The first time I watched Boyhood was last year at the Capitol Theater. The theater was dreadfully cold, the chairs seemed to actually hate me and would without provocation attack anyone who happened by (or at least it seems like it; they really are the most uncomfortable of chairs), and I managed to eat way too much candy and popcorn and a massive burrito from my work, but I found the movie to be entertaining and did not give it much thought beyond that.

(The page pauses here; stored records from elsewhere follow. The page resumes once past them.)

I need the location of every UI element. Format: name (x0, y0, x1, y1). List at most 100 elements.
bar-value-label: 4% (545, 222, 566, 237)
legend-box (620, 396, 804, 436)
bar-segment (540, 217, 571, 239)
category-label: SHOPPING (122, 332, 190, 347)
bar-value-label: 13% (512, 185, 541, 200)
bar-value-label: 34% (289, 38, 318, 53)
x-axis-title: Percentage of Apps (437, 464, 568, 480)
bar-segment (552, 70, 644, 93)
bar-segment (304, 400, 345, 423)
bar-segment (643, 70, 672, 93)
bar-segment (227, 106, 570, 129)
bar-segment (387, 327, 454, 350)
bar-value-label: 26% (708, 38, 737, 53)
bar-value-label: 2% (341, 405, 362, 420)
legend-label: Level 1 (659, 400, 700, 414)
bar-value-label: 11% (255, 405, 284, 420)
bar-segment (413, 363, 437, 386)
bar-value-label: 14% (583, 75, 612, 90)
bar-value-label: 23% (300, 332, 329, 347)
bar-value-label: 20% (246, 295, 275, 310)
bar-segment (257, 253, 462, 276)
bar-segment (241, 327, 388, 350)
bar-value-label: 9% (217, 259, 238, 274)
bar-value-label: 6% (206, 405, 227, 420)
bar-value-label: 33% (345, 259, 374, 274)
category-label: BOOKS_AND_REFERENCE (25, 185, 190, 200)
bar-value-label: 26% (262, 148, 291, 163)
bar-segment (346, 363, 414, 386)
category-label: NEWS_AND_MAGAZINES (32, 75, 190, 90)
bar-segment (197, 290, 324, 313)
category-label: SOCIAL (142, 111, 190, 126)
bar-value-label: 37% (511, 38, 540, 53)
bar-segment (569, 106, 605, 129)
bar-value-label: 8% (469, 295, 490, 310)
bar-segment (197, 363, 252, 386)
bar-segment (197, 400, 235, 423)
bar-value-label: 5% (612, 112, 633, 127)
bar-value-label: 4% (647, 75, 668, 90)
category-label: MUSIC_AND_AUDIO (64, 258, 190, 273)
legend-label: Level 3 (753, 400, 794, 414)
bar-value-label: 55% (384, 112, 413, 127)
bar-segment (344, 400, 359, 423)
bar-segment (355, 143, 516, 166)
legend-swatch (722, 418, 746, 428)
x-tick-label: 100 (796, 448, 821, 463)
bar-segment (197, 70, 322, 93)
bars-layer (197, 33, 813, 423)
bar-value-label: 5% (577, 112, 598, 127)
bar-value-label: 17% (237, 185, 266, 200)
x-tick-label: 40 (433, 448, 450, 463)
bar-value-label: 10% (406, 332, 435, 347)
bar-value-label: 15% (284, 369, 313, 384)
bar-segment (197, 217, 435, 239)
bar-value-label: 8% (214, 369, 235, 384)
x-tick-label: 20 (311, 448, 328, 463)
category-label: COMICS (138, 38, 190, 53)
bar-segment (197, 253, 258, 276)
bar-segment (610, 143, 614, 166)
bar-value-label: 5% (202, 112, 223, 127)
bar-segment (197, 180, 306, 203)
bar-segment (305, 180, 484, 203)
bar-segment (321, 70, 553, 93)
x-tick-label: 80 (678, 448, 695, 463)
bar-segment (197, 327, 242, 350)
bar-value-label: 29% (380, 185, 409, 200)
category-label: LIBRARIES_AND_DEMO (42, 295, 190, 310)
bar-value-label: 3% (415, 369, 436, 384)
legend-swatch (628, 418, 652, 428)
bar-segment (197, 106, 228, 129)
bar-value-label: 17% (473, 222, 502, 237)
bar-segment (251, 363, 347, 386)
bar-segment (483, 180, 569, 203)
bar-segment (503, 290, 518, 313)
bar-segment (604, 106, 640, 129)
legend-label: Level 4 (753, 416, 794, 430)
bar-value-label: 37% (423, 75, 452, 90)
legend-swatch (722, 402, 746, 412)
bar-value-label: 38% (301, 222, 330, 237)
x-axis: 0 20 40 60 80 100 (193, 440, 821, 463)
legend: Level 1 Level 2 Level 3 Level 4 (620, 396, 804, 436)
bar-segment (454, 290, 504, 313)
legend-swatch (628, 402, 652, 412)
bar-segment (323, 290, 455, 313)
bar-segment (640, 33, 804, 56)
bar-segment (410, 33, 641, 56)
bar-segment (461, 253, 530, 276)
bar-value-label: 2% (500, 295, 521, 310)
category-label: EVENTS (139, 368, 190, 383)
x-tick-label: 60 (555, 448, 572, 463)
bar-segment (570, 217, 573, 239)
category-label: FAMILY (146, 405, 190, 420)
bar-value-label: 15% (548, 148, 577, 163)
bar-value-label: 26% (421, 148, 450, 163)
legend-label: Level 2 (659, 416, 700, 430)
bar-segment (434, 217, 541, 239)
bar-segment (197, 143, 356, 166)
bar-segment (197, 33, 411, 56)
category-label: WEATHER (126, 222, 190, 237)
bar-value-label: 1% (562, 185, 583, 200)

With one enormous exception, the conversation that Patricia Arquette’s character has with Mason as he is finishing packing for college. He is in his room, she is sitting at the table and starts to cry. When Mason asks her about it she simply says, “I thought there would be more.” She mentions hitting all the milestones in her life, marriage, divorce, children going off to college, and now she believes that all she has left is death – she thought that there would be more.

I don’t know why exactly this statement hit me then. I watched the movie for a second time yesterday and again, found myself crying when she began to cry. I knew what she was going to say. I knew how it made me feel last year in that theater downtown. But here I was again, crying at the same spot, of the same movie, after the exact same phrase was uttered. I think it’s the fear that there won’t be anything more is what gets me. What if no matter how hard you work, how deeply vested you are in school, how much money and time you donate to charity, how often you call mom, floss your teeth, and are an all-around a swell person to everyone in your path, what if in the end you are still kicking yourself in the ass and asking ‘is that it’? I imagine it more of a shaking your fists at the sky, screaming to the clouds above, “is that really fucking it?” or some other expletive filled temper-tantrum.

Everything that I do now, every single day, is in hopes that when I find myself old and alone that not for one god damn second will I have think there would have been more. I want to be exhausted, ready to check out; I want to be so full of life that if I have any more I would simply explode.